Folic Acid Supplementation in Eating Disorder

Fundacion para la Investigacion Biomedica del Hospital Universitario la Paz

Status and phase

Completed

Phase 4

Conditions

Eating Disorders

Treatments

Dietary Supplement: folic acid

Study type

Interventional

Funder types

Other

Identifiers

NCT01493674

2007-004353-28 (EudraCT Number)

HULP 2448

Details and patient eligibility

About

The aim of this study was to determine the effect of folic acid supplementation on homocysteine levels in a group of patients with eating disorders (ED) with low folate intake.

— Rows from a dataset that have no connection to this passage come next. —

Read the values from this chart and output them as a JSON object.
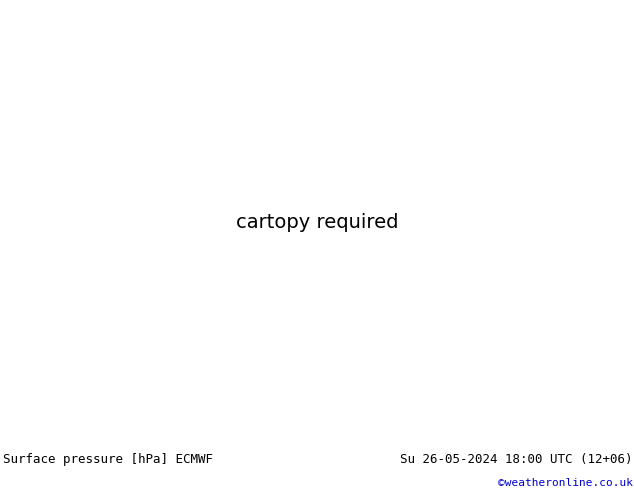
{
  "title_left": "Surface pressure [hPa] ECMWF",
  "title_right": "Su 26-05-2024 18:00 UTC (12+06)",
  "credit": "©weatheronline.co.uk",
  "fig_width": 6.34,
  "fig_height": 4.9,
  "dpi": 100,
  "ocean_color": "#d0d8e8",
  "land_color": "#b8d8a0",
  "bottom_bar_color": "#e8e8e8",
  "title_fontsize": 9,
  "credit_color": "#0000cc",
  "credit_fontsize": 8,
  "lon_min": -92,
  "lon_max": 22,
  "lat_min": -62,
  "lat_max": 16
}
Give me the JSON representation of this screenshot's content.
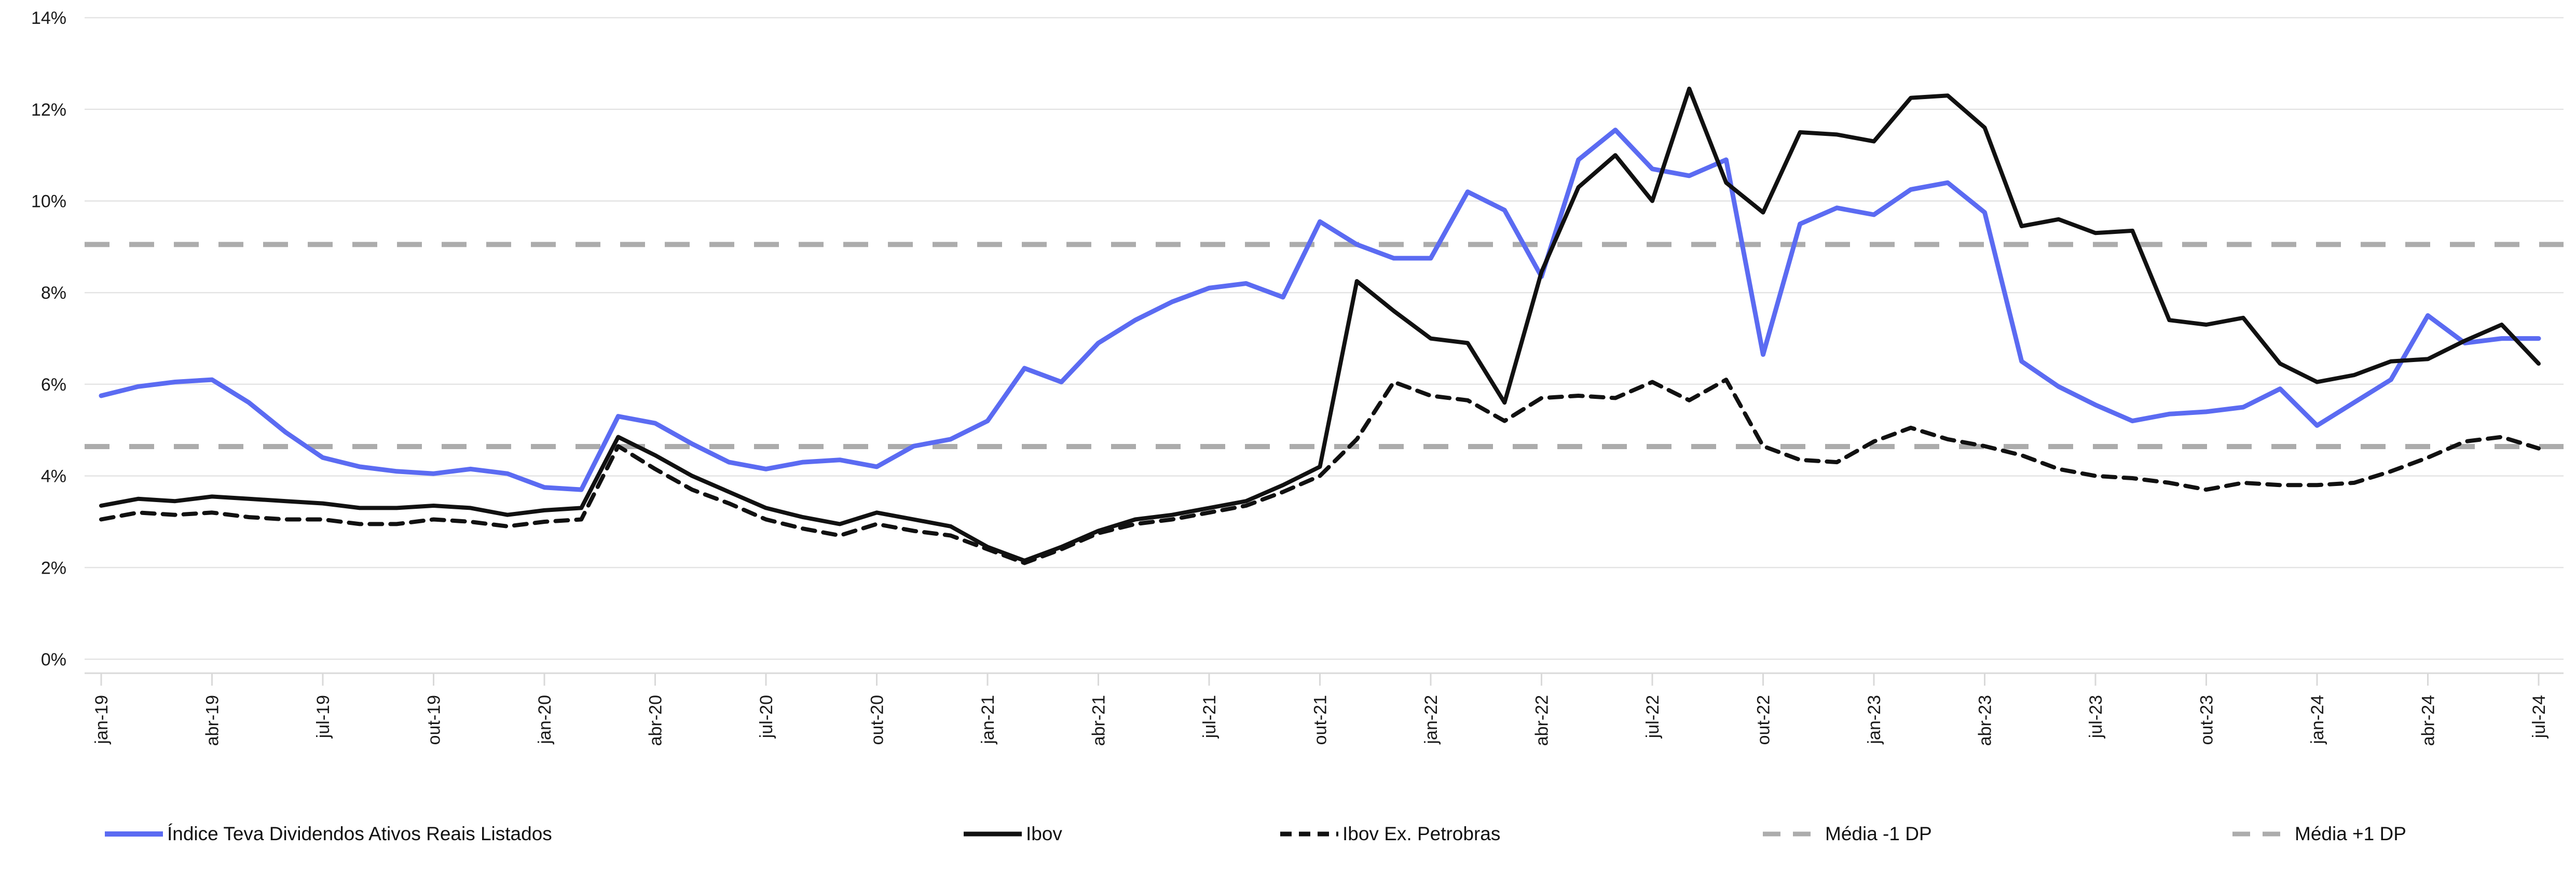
{
  "chart_data": {
    "type": "line",
    "title": "",
    "ylabel": "",
    "xlabel": "",
    "ylim": [
      0,
      14
    ],
    "ytick_step": 2,
    "ytick_suffix": "%",
    "ytick_labels": [
      "0%",
      "2%",
      "4%",
      "6%",
      "8%",
      "10%",
      "12%",
      "14%"
    ],
    "grid": "horizontal",
    "legend_position": "bottom",
    "x_monthly_start": "jan-19",
    "x_monthly_end": "jul-24",
    "x_labels": [
      "jan-19",
      "abr-19",
      "jul-19",
      "out-19",
      "jan-20",
      "abr-20",
      "jul-20",
      "out-20",
      "jan-21",
      "abr-21",
      "jul-21",
      "out-21",
      "jan-22",
      "abr-22",
      "jul-22",
      "out-22",
      "jan-23",
      "abr-23",
      "jul-23",
      "out-23",
      "jan-24",
      "abr-24",
      "jul-24"
    ],
    "series": [
      {
        "name": "Índice Teva Dividendos Ativos Reais Listados",
        "color": "#5B6BF2",
        "style": "solid",
        "values": [
          5.75,
          5.95,
          6.05,
          6.1,
          5.6,
          4.95,
          4.4,
          4.2,
          4.1,
          4.05,
          4.15,
          4.05,
          3.75,
          3.7,
          5.3,
          5.15,
          4.7,
          4.3,
          4.15,
          4.3,
          4.35,
          4.2,
          4.65,
          4.8,
          5.2,
          6.35,
          6.05,
          6.9,
          7.4,
          7.8,
          8.1,
          8.2,
          7.9,
          9.55,
          9.05,
          8.75,
          8.75,
          10.2,
          9.8,
          8.35,
          10.9,
          11.55,
          10.7,
          10.55,
          10.9,
          6.65,
          9.5,
          9.85,
          9.7,
          10.25,
          10.4,
          9.75,
          6.5,
          5.95,
          5.55,
          5.2,
          5.35,
          5.4,
          5.5,
          5.9,
          5.1,
          5.6,
          6.1,
          7.5,
          6.9,
          7.0,
          7.0
        ]
      },
      {
        "name": "Ibov",
        "color": "#111111",
        "style": "solid",
        "values": [
          3.35,
          3.5,
          3.45,
          3.55,
          3.5,
          3.45,
          3.4,
          3.3,
          3.3,
          3.35,
          3.3,
          3.15,
          3.25,
          3.3,
          4.85,
          4.45,
          4.0,
          3.65,
          3.3,
          3.1,
          2.95,
          3.2,
          3.05,
          2.9,
          2.45,
          2.15,
          2.45,
          2.8,
          3.05,
          3.15,
          3.3,
          3.45,
          3.8,
          4.2,
          8.25,
          7.6,
          7.0,
          6.9,
          5.6,
          8.45,
          10.3,
          11.0,
          10.0,
          12.45,
          10.4,
          9.75,
          11.5,
          11.45,
          11.3,
          12.25,
          12.3,
          11.6,
          9.45,
          9.6,
          9.3,
          9.35,
          7.4,
          7.3,
          7.45,
          6.45,
          6.05,
          6.2,
          6.5,
          6.55,
          6.95,
          7.3,
          6.45
        ]
      },
      {
        "name": "Ibov Ex. Petrobras",
        "color": "#111111",
        "style": "dashed",
        "values": [
          3.05,
          3.2,
          3.15,
          3.2,
          3.1,
          3.05,
          3.05,
          2.95,
          2.95,
          3.05,
          3.0,
          2.9,
          3.0,
          3.05,
          4.65,
          4.15,
          3.7,
          3.4,
          3.05,
          2.85,
          2.7,
          2.95,
          2.8,
          2.7,
          2.4,
          2.1,
          2.4,
          2.75,
          2.95,
          3.05,
          3.2,
          3.35,
          3.65,
          4.0,
          4.8,
          6.05,
          5.75,
          5.65,
          5.2,
          5.7,
          5.75,
          5.7,
          6.05,
          5.65,
          6.1,
          4.65,
          4.35,
          4.3,
          4.75,
          5.05,
          4.8,
          4.65,
          4.45,
          4.15,
          4.0,
          3.95,
          3.85,
          3.7,
          3.85,
          3.8,
          3.8,
          3.85,
          4.1,
          4.4,
          4.75,
          4.85,
          4.6
        ]
      },
      {
        "name": "Média -1 DP",
        "color": "#ACACAC",
        "style": "dashed-horizontal",
        "value": 4.64
      },
      {
        "name": "Média +1 DP",
        "color": "#ACACAC",
        "style": "dashed-horizontal",
        "value": 9.05
      }
    ],
    "colors": {
      "gridline": "#E4E4E4",
      "axis_tick": "#D9D9D9",
      "text": "#1a1a1a",
      "background": "#ffffff",
      "mean_line": "#ACACAC",
      "teva_blue": "#5B6BF2",
      "ibov_black": "#111111"
    }
  }
}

The secondary aims were to evaluate the evolution on cognitive and depressive status after the intervention.

Full description

Some authors have identified the presence of increased levels of homocysteine in patients with eating disorders and attempts have been made to find some association between this and the high rates of depression and cognitive function impairment recorded in these patients. It is still not known what causes this increase in homocysteine levels, whether the levels return to normal after the nutritional state is normalised and what strategies must be employed to carry out this normalisation.

Enrollment

24 patients

Sex

All

Ages

18+ years old

Volunteers

No Healthy Volunteers

Inclusion criteria

Males and females diagnosed with eating disorders (DSM-IV criteria of the American Psychiatric Association, 2000)
Age > 18 years
Low folate intake based on the recommended daily intake in terms of age (Institute of Medicine, 1998)

Exclusion criteria

Patients with contraindications for folic acid supplementation due to hypersensitivity to folic acid or anaemia due to lack of B12
Patients who routinely used drugs that interfere with folic acid absorption (analgesics, anticonvulsants, hydantoin, carbamazepine, antacids, antibiotics, cholestyramine, methotrexate, pyrimethamine, triamterene, trimethoprim and sulphonamides)
Patients with vitamin and mineral supplements intake.